Criminal gangs generate so many viruses for two main reasons. Firstly, many variants of essentially the same malicious program can cause problems for anti-virus software which can only reliably defend against threats it is aware of. Secondly, in the past security firms have tended to focus on the big outbreaks. By staging a series of small outbreaks the criminals hope to go unnoticed while their family of viruses racks up victims. Another statistic from Sophos reveals how the tactics of the online criminal groups are changing. Before 2008 the preferred method of attack was a booby-trapped attachment circulating by e-mail. Provocative, pornographic and personal subject lines were used to trick people into opening the attachment. Anyone doing so risked having hi-tech criminals hijack their home computer and turn them to their own nefarious ends.

For Mikko Hypponen, chief research officer at F-Secure, 2008 was the year in which some hi-tech criminals got much more sophisticated. The best example of this, he said, was the virus known as Mebroot. "We saw it very early in the year and it continues to be a very complicated case," he said. One of its most remarkable features is its built-in bug reporting system, said Mr Hypponen. When Mebroot is detected or malfunctions revealing its presence it sends off a report to its creators who then turn out a new version with the bug fixed. "It's amazing that the bad guys were capable of pulling this off," said Mr Hypponen. Dan Hubbard from Websense said 2008 was also notable for some hi-tech criminals turning away from viruses completely and embraced another way to make money. Many, he said, were turning out bogus security programs that look legitimate but do not work. Once installed they purport to carry out a detailed scan of a machine and always turn up many instances of spyware and other malicious programs.

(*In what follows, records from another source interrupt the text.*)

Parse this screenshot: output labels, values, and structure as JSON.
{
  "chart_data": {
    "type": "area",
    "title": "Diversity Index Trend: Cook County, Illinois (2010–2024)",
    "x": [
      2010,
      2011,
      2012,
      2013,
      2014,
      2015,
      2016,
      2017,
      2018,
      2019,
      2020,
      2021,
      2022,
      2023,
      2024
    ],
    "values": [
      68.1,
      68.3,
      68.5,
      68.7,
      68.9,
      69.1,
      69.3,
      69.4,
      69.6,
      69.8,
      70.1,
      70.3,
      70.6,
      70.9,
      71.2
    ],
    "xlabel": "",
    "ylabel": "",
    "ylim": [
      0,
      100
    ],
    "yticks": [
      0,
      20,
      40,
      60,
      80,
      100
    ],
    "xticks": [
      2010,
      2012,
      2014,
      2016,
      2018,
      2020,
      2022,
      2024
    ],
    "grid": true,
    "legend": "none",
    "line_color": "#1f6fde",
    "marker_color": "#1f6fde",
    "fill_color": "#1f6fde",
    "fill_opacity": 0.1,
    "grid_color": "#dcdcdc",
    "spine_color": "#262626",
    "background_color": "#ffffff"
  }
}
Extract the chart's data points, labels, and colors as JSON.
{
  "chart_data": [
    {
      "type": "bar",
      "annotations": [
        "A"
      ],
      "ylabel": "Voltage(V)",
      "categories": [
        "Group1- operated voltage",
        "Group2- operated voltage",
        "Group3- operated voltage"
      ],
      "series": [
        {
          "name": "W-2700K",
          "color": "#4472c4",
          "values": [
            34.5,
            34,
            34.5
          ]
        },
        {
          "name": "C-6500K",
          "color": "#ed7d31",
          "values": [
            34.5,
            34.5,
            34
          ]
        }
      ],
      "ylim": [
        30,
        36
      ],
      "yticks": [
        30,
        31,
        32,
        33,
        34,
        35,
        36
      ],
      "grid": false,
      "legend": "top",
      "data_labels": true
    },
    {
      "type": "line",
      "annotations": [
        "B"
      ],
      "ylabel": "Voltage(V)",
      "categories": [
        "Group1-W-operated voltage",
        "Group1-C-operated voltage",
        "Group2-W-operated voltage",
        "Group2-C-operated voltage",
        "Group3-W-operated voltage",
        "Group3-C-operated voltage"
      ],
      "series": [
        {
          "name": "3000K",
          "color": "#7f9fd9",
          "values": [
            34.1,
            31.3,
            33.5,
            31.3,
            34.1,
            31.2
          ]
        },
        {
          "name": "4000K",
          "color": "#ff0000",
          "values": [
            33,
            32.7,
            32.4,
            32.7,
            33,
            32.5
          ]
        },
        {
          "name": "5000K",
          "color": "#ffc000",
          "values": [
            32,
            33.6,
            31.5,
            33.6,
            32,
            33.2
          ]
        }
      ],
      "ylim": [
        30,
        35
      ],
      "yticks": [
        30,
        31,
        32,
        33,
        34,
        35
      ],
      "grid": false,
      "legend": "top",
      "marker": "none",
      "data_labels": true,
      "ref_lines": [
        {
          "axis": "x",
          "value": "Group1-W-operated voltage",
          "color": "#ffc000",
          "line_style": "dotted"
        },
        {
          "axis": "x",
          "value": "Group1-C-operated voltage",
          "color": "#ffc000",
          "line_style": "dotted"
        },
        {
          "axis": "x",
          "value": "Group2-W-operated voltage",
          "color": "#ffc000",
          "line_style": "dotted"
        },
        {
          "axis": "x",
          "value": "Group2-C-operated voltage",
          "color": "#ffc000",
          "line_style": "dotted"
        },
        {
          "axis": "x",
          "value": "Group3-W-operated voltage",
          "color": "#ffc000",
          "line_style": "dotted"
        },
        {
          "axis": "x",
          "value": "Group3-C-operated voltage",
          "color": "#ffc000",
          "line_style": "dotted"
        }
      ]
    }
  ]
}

Cleaning up a machine using one of the bogus security programs always involves a fee, said Mr Hubbard. "They are testing legal boundaries that are a grey area right now," said Mr Hubbard. In mid-December 2008 the US Federal Trade Commission won a restraining order to shut down several firms that ran so-called "scareware" scams. Research by Israeli security company Finjan suggests that up to five million people around the world have fallen victim to such scams. A US court granted the FTC an injunction which stopped those behind the scareware products advertise their products, from making false claims about their efficacy and froze assets in the hope that duped customers could be refunded.
2008 also saw other big successes against criminals. In mid-November spam volumes around the world plummeted briefly following the closure of US network firm McColo. Despite this, said Mr Hypponen, 2008 was a good year for the bad guys. The successes, he said, came due to action by ISPs, other net bodies and the media rather than from the action of law enforcement agencies. This was mainly due, he said, to the trans-national nature of hi-tech crime that made it very difficult to quickly carry out an investigation and make arrests. "The vast majority of these cases do not seem to go anywhere," he said.